From this way of thinking, I had plenty to be thankful for...safety, support/help, alternative means of getting home, sanity (baby sleeping and comfortable)...etc etc etc

Did my new shift in thinking change the conditions? No.  the car still didn't start.
Was I still bummed that the car I borrowed, was giving me problems? - yes

But in my disappointment, I refused to get all upset and burdened by something I had no control over. I chose to adjust my thinking and literally stay positive.

I then moved on. Made necessary arrangements for car to be dealt with (all that was within my control), then let it go.

I wish that was all to this story but later that week, a similar occurrence happened as I found myself driving buttercup (my "new" SUV) after  it just came from mechanic (getting an expensive engine head) and realized that it still wasn't drivable because now the brakes weren't holding.

ahhhhhhhhhhhhhhhhhhhhhhh seriously... AGAIN????????
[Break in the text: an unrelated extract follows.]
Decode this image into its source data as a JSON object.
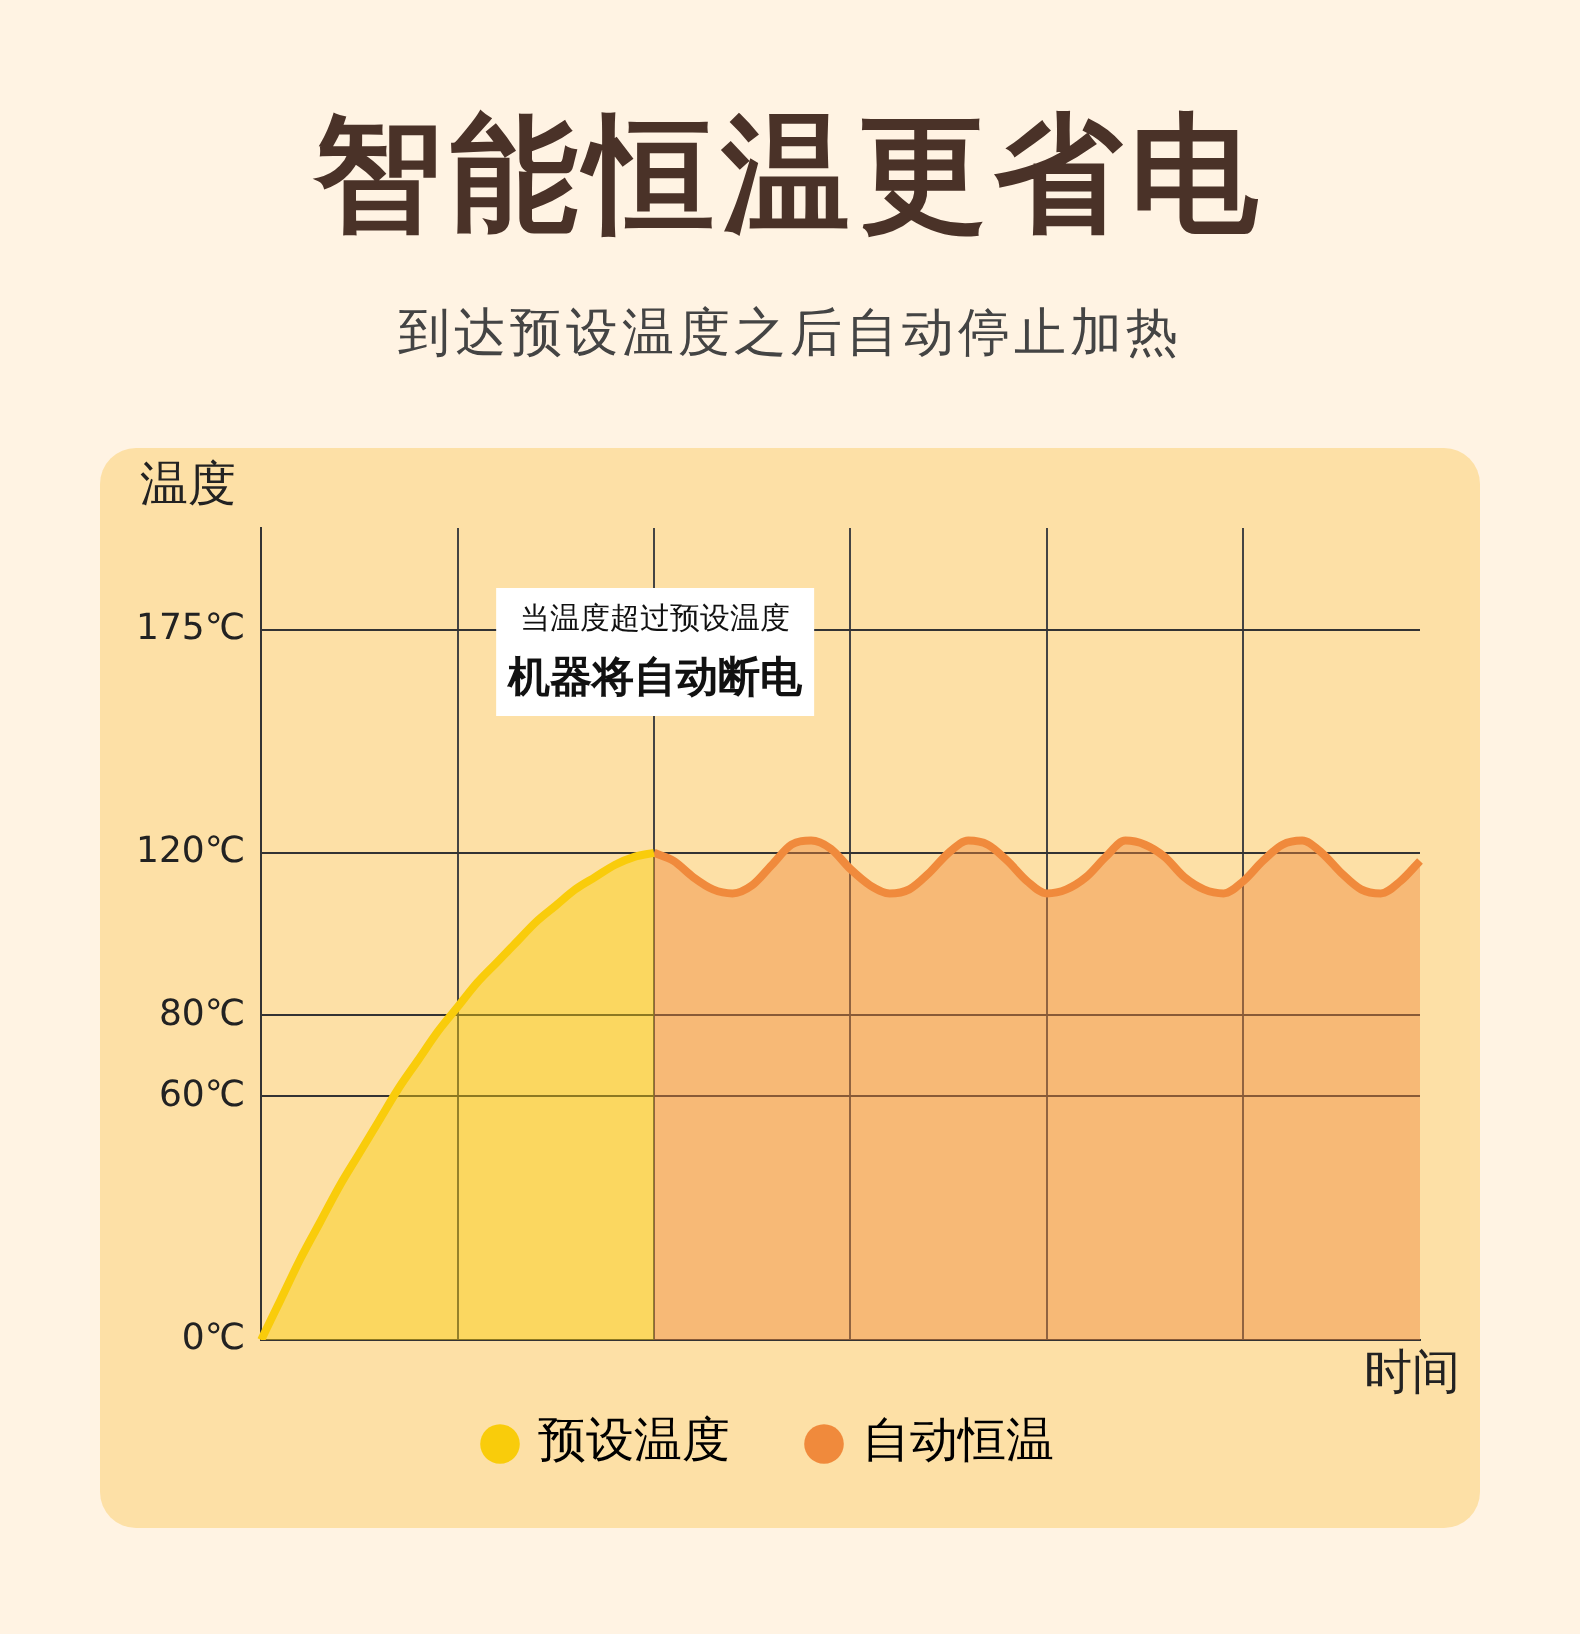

I'll admit. It wasn't as easy to adjust and shift now. In fact, a day later I'm still fighting to choose gratitude and peace over frustration and worry. I got a timely reminder from my mom though. In a simple one sentence text, she acknowledged the trend of unfortunate events, but reminded me to still give thanks. 

As I reluctantly forced myself to find something (anything) to be thankful for in this never-ending expensive saga, I actually found a couple things. I was thankful that the battery died BEFORE it tore the belt possibly resulting in a very bad outcome if it occurred while driving. I was also thankful that although the brakes weren't holding, the time and day I was driving meant that there was virtually no other cars on the road, and still in full day light so there was no need for sudden braking. pretty big deals huh? yea I know.

So I've been super conscious to not complain. To not go through the self-pity route. To not sit and worry about what could be or should be. 

Hopefully your days, week, season has been a little easier than mine, if not- join me as I've decided to simply:

1. ask for grace [serenity] to accept that which I cannot change (i.e. move on, let go).
2. ask for the insight, resources, and energy to make changes/correct/fix that which I can
3. and finally, I've asked for wisdom to know the difference.